In article <10490@ucbvax.ARPA> jordan@ucbvax.BOGUS (Jordan Hayes) writes:
>    Honeyman and his troops (yes, this now includes you, Mr. Reid)
>    are too far into the problem to ...
>		[meow, woof, growl, etc.]
>    	"Lead, follow, or get the hell out of my way"

I've already sent Peter a letter asking for my first paycheck; I sent him my
caps lock key as proof of identity.

Luckily most statements of the form ``it won't work'' end up being true in
Computer Science, especially where big systems are involved. I'm therefore
not quaking in fear of your proving me wrong. However, given that it's not
going to work, I would derive much more satisfaction in seeing that its
proponents ultimately understand why it didn't work. I therefore intend to
archive this whole conversation, and bring it up maybe 5 years from now in a
time capsule, for some yuks. I really wish somebody had videotaped Peter
Denning's speech at the 1981 SOSP conference at which he predicted that the
Intel 432 would revolutionize computers as we knew them. We could show it at
the 1985 SOSP conference for amusement.

It is completely impossible to achieve homogeneity, such as that required by
domain schemes, without central authority. It's hard to imagine a more basic
principle of distributed systems engineering. If the world were perfect and
you were king, you could make the .UUCP domain work, but the world isn't
perfect and you aren't king, and you are not going to succeed at making it
work.

I assert and predict that the first successful domain-based addressing
scheme for UUCP-like mail will come about because a commercial company
(perhaps AT&T) offers the transport service for a fee, and regulates the
addresses as part of their business.
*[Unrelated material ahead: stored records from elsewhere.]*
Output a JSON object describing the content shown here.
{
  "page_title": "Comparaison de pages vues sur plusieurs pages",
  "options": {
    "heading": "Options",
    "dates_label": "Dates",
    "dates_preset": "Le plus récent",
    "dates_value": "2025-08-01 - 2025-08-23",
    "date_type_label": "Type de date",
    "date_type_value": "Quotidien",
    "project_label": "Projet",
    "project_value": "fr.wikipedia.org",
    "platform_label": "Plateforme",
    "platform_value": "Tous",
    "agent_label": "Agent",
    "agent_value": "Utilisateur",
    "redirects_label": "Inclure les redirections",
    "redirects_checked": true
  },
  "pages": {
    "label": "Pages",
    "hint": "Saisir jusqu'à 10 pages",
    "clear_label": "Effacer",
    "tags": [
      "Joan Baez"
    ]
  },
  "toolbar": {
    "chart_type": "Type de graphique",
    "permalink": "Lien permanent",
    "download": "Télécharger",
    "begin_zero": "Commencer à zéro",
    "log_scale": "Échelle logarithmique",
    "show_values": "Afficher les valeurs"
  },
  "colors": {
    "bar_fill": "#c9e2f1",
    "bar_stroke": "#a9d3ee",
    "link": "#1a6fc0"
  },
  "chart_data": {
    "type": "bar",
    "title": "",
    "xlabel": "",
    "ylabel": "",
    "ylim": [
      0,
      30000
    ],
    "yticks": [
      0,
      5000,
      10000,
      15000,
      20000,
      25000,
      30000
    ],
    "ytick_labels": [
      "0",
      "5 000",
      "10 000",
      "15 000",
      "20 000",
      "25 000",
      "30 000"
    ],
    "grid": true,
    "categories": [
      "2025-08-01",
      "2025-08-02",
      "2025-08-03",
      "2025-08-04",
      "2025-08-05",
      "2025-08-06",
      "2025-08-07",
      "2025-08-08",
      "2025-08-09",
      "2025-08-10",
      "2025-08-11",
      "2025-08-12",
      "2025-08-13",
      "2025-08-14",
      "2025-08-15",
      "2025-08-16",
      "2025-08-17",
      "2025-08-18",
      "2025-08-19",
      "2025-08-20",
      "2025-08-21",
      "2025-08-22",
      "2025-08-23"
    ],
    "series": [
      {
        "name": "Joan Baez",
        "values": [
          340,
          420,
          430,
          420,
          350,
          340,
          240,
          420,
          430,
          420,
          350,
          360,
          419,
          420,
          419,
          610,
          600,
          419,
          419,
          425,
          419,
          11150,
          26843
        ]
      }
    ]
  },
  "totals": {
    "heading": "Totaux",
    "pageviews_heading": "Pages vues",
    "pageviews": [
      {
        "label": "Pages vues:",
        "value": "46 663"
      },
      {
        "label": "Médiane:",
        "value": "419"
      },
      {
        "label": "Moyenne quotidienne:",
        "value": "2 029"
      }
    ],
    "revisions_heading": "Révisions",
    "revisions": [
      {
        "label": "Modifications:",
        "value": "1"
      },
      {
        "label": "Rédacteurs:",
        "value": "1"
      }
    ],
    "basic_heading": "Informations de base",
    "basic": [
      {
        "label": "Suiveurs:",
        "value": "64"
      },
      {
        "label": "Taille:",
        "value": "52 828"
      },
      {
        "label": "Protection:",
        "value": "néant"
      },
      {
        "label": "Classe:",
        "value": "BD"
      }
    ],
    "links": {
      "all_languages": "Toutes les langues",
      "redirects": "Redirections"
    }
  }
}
MCI Mail, however bogus it might be, is
a step in the right direction.

In summary:
	* Basic principle of distributed system engineering: 
	  Domains will not work without central authority
	* Basic principle of modern life:
	  Central authority will only come as part of a larger service
	  that is valuable enough that people will be willing to pay for it.
	* Lemma:
	  All communal ventures in the history of the modern world have
	  ultimately failed, as judged by the world outside those ventures.
	  uucp mail is fundamentally a communal venture (except inside AT&T
	  where Gary Murakami holds it together).